His awareness drifted from the physical world of the operating theater in Los Angeles and the kitchen conversation in India to a place where a great wild fire was raging. He could see lightning in dark clouds and smell the odor of burning meat. He realized that an unseen force was pulling him into hell, leaving him “in the midst of souls who were screaming and suffering.”
What is my karma, he wondered. What did I do in my life or past life to deserve this punishment?
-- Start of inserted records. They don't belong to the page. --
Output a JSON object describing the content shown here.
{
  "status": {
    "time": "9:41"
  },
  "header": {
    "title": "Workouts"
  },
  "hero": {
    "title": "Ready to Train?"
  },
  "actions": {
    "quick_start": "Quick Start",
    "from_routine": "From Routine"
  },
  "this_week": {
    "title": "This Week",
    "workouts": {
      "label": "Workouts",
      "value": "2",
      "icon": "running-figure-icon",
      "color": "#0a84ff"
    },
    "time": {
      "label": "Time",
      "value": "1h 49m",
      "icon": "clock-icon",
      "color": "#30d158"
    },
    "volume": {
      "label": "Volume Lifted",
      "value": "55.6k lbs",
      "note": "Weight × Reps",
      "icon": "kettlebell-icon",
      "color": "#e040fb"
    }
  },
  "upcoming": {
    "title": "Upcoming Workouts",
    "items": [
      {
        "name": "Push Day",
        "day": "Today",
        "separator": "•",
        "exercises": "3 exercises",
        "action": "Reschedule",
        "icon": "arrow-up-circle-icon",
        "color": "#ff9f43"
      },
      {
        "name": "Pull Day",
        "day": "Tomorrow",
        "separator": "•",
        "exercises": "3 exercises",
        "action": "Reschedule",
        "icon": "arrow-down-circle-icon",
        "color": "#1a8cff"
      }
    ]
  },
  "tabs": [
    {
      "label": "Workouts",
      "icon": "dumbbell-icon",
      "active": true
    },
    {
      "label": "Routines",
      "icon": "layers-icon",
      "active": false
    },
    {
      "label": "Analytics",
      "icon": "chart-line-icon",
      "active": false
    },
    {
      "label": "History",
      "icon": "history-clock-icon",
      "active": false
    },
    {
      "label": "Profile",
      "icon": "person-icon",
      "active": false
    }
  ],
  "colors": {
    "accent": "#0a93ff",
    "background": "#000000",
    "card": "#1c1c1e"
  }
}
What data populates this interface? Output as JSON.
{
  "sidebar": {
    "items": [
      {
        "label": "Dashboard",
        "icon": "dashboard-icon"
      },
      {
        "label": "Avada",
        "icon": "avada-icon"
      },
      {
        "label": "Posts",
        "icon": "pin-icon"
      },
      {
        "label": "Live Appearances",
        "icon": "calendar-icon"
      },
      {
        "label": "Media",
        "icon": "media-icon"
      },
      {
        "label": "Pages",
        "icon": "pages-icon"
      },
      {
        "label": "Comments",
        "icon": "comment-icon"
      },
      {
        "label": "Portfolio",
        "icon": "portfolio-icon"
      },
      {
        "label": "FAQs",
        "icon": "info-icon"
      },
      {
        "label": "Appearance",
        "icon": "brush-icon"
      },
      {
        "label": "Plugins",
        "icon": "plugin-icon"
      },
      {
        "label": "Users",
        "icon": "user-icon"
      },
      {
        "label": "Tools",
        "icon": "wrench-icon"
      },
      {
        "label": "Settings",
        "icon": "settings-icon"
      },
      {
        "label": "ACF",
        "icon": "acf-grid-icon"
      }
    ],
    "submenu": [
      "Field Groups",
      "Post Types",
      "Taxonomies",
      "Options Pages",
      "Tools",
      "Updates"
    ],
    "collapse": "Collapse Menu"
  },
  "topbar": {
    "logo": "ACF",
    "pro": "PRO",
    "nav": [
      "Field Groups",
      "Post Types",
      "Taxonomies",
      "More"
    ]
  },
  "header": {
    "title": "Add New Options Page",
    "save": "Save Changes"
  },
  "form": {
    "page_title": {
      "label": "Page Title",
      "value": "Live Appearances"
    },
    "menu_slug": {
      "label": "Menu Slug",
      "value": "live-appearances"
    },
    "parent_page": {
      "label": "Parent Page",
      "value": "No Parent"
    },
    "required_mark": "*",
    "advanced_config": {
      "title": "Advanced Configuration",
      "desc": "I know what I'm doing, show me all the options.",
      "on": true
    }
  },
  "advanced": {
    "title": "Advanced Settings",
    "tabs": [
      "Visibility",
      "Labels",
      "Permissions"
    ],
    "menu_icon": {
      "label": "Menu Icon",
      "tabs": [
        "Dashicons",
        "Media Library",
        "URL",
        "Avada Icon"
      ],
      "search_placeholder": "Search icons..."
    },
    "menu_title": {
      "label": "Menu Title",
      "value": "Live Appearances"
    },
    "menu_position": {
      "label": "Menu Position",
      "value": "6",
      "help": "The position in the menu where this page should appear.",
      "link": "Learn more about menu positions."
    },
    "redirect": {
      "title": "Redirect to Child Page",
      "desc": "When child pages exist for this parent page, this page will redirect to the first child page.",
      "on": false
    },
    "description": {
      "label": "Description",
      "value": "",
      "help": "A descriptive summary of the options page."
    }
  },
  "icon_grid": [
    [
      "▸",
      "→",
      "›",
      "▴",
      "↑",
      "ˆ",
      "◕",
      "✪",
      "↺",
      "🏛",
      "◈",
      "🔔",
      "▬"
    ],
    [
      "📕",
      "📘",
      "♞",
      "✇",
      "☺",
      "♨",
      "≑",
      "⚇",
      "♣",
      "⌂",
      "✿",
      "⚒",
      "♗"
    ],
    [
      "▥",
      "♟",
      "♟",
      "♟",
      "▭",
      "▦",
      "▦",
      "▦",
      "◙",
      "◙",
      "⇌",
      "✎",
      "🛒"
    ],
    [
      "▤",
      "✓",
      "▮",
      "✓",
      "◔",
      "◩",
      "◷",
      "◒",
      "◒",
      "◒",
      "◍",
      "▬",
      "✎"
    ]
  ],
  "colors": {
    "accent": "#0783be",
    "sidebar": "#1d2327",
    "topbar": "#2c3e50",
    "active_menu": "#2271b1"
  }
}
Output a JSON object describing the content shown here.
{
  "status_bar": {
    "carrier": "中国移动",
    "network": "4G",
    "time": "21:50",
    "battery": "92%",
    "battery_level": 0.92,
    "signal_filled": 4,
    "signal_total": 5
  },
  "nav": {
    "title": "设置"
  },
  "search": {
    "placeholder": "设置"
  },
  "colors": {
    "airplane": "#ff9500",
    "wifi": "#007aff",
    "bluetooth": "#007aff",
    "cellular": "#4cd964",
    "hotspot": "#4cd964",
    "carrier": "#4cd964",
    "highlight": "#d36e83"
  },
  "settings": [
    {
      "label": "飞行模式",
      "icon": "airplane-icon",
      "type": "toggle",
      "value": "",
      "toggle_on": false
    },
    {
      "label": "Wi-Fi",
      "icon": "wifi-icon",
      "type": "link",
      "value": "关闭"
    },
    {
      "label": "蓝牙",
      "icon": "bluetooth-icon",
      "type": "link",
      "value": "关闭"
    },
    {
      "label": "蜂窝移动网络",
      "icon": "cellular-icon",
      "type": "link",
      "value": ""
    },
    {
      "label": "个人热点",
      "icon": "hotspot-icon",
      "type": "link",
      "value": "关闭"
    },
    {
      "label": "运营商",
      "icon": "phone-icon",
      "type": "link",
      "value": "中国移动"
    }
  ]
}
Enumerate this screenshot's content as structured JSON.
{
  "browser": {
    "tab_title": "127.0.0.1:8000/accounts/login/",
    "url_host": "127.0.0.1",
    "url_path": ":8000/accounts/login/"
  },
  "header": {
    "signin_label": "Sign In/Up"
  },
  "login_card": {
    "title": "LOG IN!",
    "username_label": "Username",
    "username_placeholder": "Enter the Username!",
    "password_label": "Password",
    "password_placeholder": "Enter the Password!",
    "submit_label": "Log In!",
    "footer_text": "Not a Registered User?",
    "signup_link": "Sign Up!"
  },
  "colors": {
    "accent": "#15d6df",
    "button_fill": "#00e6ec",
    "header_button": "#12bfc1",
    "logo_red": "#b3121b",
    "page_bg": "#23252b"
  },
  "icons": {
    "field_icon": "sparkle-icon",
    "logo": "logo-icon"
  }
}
In the middle of this horror, Dr. Parti began to have the strong awareness that the life he was living was very materialistic: his life was always about him — so much so, in fact, that when he met new people Dr. Parti asked himself, “What can I get from this person?”
The truth dawned on him there in hell that the life he was living on Earth was without love. He was not practicing compassion or forgiveness towards himself or others. He also had an unsavory tendency to be harsh towards people he perceived to be lower than him in social or professional status. He felt deeply sorry for the lack of kindness in his behavior, wishing he could have done certain things in his life differently. As soon as he had that realization, hell faded away.
There is a lot more to the NDE itself than I have space to cover here. You can read it in its complete form in Dying to Wake Up: A Doctor’s Voyage into the Afterlife and the Wisdom he Brought Back (Atria Books). As Raymond Moody, M.D., the father of near-death studies, wrote in this book’s foreword, “(Dr. Parti’s NDE) is one of the most astounding and complete near-death experiences I have heard in almost 50 years of investigating this phenomenon. It is powerful, even to a veteran researcher like myself…. (it is) one of transcendence and transformation.”
These two elements, transcendence and transformation, are what interests me most in near-death experiences. In the research I have done and studied, I rarely meet a person who hasn’t been transformed by their NDE. These people become kinder, gentler versions of the person they were before their NDE. Sometimes this change is so complete that they are no longer recognizable. That was the case with Dr. Parti. His brush with death opened an entirely new world to him — an otherworld one, if you will — that replaced the materialistic world he had so carefully constructed.
Dr. Rajiv Parti was literally transformed by the light.